Pour le reste, la Cour confirme que les aides versées par FranceAgriMer au bénéficiaire procédait de la même finalité que celle poursuivit par les autres « plans de campagne » (pt. 41-42).

La seconde décision émane, quant à elle, du Tribunal de l’Union européenne (TUE, 18 juin 2019, European Food S.A, Micula et a., aff. T-624/15, T-694/15 et T-704/15). Dans cette affaire, la question était la suivante :  le versement d’une somme due au titre d’une sentence arbitrale par un État doit-elle être considérée comme une aide d’État.

En l’espèce, la Roumanie avait été condamnée par un tribunal arbitral à payer à deux entreprises la somme de 82 millions d’euros en raison d’un traitement injuste et inéquitable suite à des investissements. La Commission a considéré que le versement de cette sentence constituait une aide incompatible avec le marché.

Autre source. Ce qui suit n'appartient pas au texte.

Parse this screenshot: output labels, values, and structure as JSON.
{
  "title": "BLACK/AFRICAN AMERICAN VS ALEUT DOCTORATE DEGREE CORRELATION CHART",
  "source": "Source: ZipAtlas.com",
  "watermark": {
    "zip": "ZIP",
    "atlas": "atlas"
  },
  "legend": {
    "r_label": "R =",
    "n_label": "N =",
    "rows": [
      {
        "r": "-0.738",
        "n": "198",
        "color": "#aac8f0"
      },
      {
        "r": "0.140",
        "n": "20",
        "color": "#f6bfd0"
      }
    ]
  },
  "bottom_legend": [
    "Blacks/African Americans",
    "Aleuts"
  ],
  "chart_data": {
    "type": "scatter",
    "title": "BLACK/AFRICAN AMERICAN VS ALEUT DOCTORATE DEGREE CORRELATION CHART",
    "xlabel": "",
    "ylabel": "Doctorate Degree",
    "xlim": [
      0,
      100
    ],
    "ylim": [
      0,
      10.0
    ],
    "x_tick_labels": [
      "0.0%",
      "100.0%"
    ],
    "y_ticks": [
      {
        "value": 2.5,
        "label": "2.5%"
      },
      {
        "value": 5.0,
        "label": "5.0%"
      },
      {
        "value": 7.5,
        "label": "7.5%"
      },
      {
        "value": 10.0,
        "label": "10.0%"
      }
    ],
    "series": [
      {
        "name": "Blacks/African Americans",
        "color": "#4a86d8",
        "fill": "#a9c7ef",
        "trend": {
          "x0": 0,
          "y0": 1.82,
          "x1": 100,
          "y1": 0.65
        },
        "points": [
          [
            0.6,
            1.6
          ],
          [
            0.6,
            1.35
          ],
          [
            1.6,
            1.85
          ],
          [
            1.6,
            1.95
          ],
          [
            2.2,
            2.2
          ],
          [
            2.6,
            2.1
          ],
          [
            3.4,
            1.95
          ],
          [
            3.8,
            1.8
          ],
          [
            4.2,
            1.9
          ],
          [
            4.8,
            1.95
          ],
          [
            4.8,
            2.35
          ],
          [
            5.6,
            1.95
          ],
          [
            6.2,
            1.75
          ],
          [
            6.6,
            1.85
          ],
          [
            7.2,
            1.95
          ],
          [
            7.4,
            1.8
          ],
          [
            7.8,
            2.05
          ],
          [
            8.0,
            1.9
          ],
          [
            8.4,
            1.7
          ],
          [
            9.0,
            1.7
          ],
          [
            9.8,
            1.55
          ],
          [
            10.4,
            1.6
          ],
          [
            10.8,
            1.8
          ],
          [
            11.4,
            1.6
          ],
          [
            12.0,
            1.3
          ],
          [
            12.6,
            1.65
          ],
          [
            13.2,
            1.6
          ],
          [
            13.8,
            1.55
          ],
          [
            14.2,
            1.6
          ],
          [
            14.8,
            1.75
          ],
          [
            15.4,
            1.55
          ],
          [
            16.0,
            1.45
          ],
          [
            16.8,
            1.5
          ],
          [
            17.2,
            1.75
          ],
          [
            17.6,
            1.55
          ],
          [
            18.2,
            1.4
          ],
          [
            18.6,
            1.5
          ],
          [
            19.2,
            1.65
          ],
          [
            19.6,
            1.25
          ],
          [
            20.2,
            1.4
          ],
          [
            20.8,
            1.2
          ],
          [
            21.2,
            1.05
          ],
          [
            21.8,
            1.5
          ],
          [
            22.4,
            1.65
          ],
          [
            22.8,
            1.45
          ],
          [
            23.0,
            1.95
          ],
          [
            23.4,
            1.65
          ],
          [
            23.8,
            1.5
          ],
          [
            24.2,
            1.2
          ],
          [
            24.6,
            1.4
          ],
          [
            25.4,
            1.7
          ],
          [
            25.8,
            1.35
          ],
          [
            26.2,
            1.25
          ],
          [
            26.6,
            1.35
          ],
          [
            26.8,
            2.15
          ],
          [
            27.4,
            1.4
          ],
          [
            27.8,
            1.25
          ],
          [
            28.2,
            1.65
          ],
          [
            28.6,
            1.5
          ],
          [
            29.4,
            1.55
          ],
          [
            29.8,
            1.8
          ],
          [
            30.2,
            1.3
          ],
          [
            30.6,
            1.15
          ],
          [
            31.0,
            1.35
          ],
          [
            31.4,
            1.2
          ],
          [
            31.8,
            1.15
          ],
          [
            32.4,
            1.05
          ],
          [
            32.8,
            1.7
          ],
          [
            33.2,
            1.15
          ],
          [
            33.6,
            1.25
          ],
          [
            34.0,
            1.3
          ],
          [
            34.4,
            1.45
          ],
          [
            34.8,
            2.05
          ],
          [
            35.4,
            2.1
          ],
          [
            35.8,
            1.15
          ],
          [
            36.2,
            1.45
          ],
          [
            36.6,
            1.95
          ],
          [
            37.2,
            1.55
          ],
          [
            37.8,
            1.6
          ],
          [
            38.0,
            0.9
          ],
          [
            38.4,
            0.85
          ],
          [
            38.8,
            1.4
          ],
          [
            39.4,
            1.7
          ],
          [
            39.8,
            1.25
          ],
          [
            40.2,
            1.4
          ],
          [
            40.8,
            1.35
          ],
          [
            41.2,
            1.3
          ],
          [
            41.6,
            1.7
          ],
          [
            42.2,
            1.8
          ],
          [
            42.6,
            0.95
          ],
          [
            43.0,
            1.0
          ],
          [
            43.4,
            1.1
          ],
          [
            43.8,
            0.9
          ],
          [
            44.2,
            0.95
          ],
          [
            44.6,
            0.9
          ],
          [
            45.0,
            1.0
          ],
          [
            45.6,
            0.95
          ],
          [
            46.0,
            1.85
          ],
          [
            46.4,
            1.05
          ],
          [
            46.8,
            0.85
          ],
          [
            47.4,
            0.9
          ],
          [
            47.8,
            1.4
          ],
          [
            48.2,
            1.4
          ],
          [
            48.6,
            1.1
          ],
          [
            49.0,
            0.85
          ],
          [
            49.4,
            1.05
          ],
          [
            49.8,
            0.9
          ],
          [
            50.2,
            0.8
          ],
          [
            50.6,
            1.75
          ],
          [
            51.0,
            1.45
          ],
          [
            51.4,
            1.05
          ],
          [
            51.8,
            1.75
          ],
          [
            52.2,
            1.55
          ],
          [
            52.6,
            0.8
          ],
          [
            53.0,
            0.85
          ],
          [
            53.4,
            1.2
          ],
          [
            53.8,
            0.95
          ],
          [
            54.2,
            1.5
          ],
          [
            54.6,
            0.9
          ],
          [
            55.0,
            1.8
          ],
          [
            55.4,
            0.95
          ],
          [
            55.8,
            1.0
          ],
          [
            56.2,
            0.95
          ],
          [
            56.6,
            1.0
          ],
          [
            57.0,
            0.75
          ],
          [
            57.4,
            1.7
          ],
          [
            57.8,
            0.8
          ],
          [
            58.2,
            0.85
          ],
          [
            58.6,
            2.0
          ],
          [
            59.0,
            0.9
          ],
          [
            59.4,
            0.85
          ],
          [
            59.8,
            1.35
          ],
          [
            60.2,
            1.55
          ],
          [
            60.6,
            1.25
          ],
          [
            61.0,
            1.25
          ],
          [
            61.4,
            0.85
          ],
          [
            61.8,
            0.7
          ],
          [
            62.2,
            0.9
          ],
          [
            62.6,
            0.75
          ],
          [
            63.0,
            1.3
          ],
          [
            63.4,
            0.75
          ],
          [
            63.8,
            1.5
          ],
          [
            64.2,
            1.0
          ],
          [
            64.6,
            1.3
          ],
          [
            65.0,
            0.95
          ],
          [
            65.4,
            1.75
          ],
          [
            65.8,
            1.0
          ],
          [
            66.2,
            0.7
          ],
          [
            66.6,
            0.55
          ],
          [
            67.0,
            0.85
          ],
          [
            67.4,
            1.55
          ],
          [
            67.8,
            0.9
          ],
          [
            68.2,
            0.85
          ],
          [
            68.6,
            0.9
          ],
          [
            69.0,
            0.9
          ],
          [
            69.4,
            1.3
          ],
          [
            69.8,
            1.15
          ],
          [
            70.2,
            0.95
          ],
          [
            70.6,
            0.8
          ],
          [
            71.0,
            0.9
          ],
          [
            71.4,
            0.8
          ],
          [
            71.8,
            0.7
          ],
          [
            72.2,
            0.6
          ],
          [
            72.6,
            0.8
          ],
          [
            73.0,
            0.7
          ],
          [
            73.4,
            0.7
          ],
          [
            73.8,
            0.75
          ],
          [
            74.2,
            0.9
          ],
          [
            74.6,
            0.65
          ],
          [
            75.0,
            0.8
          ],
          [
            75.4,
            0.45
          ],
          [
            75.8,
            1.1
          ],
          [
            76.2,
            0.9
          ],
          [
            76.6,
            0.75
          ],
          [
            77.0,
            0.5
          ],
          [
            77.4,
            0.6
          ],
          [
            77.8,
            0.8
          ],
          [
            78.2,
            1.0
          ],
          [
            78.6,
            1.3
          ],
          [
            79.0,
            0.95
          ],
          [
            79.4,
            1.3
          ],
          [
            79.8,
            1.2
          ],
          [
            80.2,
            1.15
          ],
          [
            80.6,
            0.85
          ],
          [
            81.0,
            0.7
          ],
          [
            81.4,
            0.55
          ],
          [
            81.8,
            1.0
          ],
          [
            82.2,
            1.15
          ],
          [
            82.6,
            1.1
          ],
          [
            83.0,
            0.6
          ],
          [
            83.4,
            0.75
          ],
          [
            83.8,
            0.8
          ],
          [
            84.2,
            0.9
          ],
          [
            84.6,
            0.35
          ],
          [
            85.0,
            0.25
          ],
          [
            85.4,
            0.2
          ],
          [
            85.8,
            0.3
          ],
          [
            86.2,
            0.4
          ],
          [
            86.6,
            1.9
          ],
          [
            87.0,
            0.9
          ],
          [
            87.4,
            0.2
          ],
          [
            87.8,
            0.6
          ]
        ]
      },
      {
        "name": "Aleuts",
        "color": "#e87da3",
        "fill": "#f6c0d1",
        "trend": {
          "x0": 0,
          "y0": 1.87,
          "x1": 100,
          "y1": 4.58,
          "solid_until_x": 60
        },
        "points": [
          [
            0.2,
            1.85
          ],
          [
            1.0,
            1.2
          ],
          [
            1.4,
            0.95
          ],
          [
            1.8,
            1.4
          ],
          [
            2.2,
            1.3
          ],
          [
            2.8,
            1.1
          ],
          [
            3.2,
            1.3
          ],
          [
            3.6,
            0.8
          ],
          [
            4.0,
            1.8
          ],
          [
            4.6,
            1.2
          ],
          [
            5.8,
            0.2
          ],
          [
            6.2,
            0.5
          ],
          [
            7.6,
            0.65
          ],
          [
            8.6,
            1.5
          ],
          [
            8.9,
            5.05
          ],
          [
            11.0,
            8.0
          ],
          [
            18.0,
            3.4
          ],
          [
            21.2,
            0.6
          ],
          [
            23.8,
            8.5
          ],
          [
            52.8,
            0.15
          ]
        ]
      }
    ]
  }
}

Les entrepreneurs ont contesté cette décision devant le TUE. En premier lieu, le Tribunal fait droit à leur argumentation et retient que la Commission était incompétente pour juger d’une aide dont l’application était antérieure à l’adhésion de la Roumanie. Il considère en effet que la loi applicable était celle de l’époque des faits et ce, peu importe, que la Roumanie ait adhéré avant que ne soit rendue la sentence.

Le second moyen des requérants d’articuler autour de la contestation de ce qu’une sentence arbitrale puisse être considérée comme une aide d’État. Sur cette question de fond, le Tribunal a d’abord rappelé que l’indemnisation d’un préjudice ne peut être considérée comme une aide à moins qu’elle ait pour objet d’indemniser le retrait d’une aide illégale ou incompatible. Puis, rappelant que la sentence arbitrale n’a pas eu pour effet de déclencher l’applicabilité du droit de l’Union et de la compétence de la Commission, elle juge que les dommages et intérêts alloués ne pouvaient être considérés comme l’indemnisation du retrait d’une aide illégale ou incompatible : l’indemnisation en cause ne pouvait donc être qualifiée d’avantage. :

« Sur cette question de fond, le Tribunal a d’abord rappelé que l’indemnisation d’un préjudice ne peut être considérée comme une aide à moins qu’elle ait pour objet d’indemniser le retrait d’une aide illégale ou incompatible. Puis, rappelant que la sentence arbitrale n’a pas eu pour effet de déclencher l’applicabilité du droit de l’Union et de la compétence de la Commission, elle juge que les dommages et intérêts alloués ne pouvaient être considérés comme l’indemnisation du retrait d’une aide illégale ou incompatible : l’indemnisation en cause ne pouvait donc être qualifiée d’avantage. »

Le TUE indique donc qu’une sentence arbitrale peut être considérée comme une aide d’État si elle a pour effet d’indemniser le retrait d’une telle aide, cette question reste donc en suspens. Dans le cas d’espèce, le TUE juge que ce ne peut être le cas car le préjudice indemnisable est antérieur à l’adhésion de la Roumanie à l’UE.